Psychological thriller.

GUYLAND has especially resonated with baby boomers. The late sixties stands out as a period when many boomers explored the wilder side of their normally conservative natures. The period of aberration comes back to haunt protagonist Laila Levin and has readers examining their own past. It’s full of suspense and complex characters that are based on composites of real people.

Tell us about the present day Laila, and the wild child of sixties.
Laila Levin enjoys a successful marriage and a thriving career in Austin, Texas. When her company announces a layoff, Laila is caught between an unscrupulous CEO and her promiscuous boss. Then news of her college roommate’s suicide stirs up an old love triangle and dark secret from her past.

Suddenly, it’s 1969 again and Laila’s left her sheltered Long Island home for college in Connecticut.
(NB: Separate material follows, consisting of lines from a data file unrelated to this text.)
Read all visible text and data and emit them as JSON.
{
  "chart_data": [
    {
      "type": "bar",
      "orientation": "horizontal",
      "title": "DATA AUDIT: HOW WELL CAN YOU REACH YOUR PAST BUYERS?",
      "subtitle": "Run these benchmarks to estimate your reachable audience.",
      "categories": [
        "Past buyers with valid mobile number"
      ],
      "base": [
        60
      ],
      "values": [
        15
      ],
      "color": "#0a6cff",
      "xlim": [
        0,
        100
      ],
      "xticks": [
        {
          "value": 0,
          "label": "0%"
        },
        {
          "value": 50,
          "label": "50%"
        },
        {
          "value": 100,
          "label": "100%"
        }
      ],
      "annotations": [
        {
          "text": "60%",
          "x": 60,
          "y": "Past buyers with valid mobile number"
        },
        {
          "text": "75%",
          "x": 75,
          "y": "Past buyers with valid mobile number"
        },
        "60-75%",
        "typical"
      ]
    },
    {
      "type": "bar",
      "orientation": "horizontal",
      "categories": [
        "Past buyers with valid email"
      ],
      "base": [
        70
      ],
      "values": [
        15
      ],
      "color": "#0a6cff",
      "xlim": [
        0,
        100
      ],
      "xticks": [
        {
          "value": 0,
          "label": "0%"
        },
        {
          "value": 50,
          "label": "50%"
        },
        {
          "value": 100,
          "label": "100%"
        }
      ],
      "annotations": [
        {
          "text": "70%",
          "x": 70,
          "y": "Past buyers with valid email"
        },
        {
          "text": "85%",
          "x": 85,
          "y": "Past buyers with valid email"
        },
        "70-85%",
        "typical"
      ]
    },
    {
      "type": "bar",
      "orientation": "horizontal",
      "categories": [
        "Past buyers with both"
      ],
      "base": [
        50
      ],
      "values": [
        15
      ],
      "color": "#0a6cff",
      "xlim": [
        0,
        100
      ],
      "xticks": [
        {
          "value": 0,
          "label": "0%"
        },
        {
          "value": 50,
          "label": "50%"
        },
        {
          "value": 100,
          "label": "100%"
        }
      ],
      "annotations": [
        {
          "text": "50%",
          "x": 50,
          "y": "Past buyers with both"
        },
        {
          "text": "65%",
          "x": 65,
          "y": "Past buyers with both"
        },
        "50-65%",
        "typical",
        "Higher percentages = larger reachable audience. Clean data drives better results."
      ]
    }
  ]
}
She’s tempted by the sex, drugs, and rock ’n’ roll that rule her generation and gets swept up in a deceptive love triangle and initiated into an unethical hippie family leading to tragedy.
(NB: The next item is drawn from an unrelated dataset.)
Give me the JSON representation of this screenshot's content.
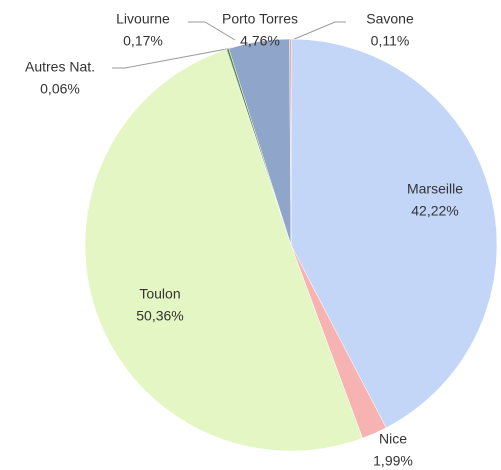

Laila must now juggle the demands of her perplexed husband, her successful career, and her baby boomer past, endangering her survival and challenging her conscience.

You’ve described this story as a “memoir meets thriller”. We’ve got to ask – how much of Laila is really just you?
This is a great question.

Thank you.
Numerous people have told me that the characters in both the hippie days of the late ‘60s, and the corporate world of 2012, seem very believable and real. A few Amazon reviewers are convinced the novel is my autobiography. I’ll take that as a compliment that I was successful in creating a fictive world with a plot and cast of characters that are composites of people I’ve known.
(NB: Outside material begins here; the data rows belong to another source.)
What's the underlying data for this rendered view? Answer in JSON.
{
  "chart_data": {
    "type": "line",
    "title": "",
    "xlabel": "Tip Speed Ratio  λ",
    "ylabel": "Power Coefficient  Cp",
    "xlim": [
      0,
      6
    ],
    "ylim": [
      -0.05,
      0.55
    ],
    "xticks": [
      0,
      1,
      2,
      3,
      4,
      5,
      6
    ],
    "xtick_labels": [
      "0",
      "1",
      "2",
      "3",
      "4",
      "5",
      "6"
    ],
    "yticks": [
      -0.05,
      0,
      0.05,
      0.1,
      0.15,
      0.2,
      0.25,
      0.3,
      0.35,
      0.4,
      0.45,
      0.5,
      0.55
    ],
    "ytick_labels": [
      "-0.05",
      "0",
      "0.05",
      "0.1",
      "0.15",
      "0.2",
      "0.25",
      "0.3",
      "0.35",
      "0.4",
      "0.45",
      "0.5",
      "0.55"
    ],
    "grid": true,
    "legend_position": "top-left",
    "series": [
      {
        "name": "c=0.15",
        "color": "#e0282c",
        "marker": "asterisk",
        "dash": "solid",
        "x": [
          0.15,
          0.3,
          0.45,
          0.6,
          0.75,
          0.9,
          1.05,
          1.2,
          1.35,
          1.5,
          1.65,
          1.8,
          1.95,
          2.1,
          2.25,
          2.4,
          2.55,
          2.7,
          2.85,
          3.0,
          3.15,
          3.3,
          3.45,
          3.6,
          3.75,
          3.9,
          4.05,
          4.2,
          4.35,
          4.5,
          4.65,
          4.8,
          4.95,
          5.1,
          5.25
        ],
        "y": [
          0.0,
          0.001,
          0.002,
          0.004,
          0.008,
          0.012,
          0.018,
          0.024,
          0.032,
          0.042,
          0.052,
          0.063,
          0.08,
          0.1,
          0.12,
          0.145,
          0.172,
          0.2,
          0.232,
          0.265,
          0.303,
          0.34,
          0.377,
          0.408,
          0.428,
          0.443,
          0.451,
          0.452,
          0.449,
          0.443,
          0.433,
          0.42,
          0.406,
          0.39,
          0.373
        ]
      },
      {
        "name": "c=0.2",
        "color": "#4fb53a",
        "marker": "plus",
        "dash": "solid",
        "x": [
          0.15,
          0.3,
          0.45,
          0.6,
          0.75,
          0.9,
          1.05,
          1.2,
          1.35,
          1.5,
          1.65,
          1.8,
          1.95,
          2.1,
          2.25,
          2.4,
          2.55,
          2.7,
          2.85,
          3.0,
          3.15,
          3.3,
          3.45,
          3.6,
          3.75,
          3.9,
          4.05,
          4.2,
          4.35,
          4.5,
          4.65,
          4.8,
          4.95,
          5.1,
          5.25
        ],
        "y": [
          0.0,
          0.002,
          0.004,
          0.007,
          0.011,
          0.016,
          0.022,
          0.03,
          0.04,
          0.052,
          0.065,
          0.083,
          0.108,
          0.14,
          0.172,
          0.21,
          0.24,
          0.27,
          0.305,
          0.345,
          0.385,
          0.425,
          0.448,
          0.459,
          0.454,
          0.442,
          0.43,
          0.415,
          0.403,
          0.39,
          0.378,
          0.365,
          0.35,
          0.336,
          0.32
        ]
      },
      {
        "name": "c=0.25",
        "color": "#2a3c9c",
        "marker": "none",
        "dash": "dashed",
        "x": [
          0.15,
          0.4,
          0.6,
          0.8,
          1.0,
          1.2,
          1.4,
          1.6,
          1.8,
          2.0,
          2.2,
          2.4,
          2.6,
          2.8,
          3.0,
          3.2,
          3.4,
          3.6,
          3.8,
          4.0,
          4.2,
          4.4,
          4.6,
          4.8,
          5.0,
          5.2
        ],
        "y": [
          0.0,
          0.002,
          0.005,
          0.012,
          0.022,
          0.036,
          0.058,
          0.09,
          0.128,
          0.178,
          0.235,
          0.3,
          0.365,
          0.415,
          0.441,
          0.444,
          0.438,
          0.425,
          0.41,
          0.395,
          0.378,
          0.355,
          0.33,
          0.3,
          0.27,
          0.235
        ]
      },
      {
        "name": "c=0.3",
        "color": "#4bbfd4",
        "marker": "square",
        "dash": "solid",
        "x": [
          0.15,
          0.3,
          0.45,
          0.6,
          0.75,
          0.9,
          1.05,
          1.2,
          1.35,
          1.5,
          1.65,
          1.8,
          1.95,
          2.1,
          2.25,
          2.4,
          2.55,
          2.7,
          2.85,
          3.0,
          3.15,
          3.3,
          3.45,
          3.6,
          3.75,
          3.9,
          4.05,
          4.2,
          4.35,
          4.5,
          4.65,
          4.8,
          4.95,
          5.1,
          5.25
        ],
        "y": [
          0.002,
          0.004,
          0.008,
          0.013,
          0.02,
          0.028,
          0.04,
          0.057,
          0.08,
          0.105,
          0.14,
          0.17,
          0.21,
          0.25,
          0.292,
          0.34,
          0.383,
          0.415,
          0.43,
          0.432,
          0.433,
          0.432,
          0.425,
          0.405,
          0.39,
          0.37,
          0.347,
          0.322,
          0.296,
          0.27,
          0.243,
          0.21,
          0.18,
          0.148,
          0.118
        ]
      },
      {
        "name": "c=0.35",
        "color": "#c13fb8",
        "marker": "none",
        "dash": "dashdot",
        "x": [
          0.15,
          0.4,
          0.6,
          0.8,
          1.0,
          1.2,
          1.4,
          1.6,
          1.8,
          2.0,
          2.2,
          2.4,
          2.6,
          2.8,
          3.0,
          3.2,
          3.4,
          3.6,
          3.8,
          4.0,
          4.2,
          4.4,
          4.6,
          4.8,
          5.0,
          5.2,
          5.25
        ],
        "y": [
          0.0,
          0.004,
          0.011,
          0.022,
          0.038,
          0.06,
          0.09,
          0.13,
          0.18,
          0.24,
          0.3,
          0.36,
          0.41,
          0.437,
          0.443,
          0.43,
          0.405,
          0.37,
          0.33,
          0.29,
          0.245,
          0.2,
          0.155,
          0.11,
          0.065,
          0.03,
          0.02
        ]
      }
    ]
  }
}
I’m at an age when I’ve begun reflecting on different periods of my life and examining what I’ve learned from them. For me, the late sixties was an aberration from the rest of my relatively conservative life. I wasn’t near as naïve or crazy as Laila, but I was a quintessential hippie, feminist, and anti-war protestor.

Somehow we don’t think you’ll go into any more detail than that! Tell us about your life now.
I grew up on Long Island but escaped to New Mexico in 1970 in a Karmann Ghia that my boyfriend and I jump-started cross-country. As an English major at the University of New Mexico, I studied under esteemed authors Rudolfo Anaya, and the late Tony Hillerman. I also attended the prestigious University of Iowa’s Creative Writing Workshop.

Ambidextrous from birth, I’ve always preferred my right-brained creative side, but discovered I could make a better living with my left-brain skills, so I entered the I.T. field in 1985 and worked as an I.T. Manager until 2011.

Following the success of my novel, THE GIRL FROM LONG GUYLAND, indie-published last year, I’m now writing full time.

That’s good news – for us as readers. So what’s coming next?
My new novel, THE M&M BOYS will be out in March, 2014.

It’s a coming-of-age story about a troubled little league player who is diverted from the pain of his parent’s separation when his heroes, Roger Maris and Mickey Mantle, move next door as they compete to break Babe Ruth’s home run record in the summer of 1961.

Maris, a misplaced Midwesterner, is booed by the Yankee fans who prefer Mantle, and the press pursues him mercilessly. Mantle basks in New York fan adoration, but a series of injuries destroy his hope of winning the competition. Marshall’s friendship unearths childhood memories for both men. The front porch camaraderie helps Marshall deal with the pain of his parents’ impending divorce and the three find solace in each other’s triumphs, frustrations, celebrations and disappointments.

Do you have a website where we can keep up with your work?
www.larareznik.com

How can we follow you on Twitter and/or Facebook?
https://www.facebook.com/LARAREZNIK23

How easily do new storylines come to you? If we give you four random words – Man, Woman, Airport, Darkness – can you give us a brief storyline?
I’m generally moved by some event and/or a unique character.

A young woman wandered through the Denver airport in search of the man her parents have chosen for her husband. Her eyes  bubbled up with tears as she recalled the recent tender kisses of the son of her family’s sworn enemy. Suddenly, all lights in the airport have gone off. Gunshots reverberated around her in the darkness.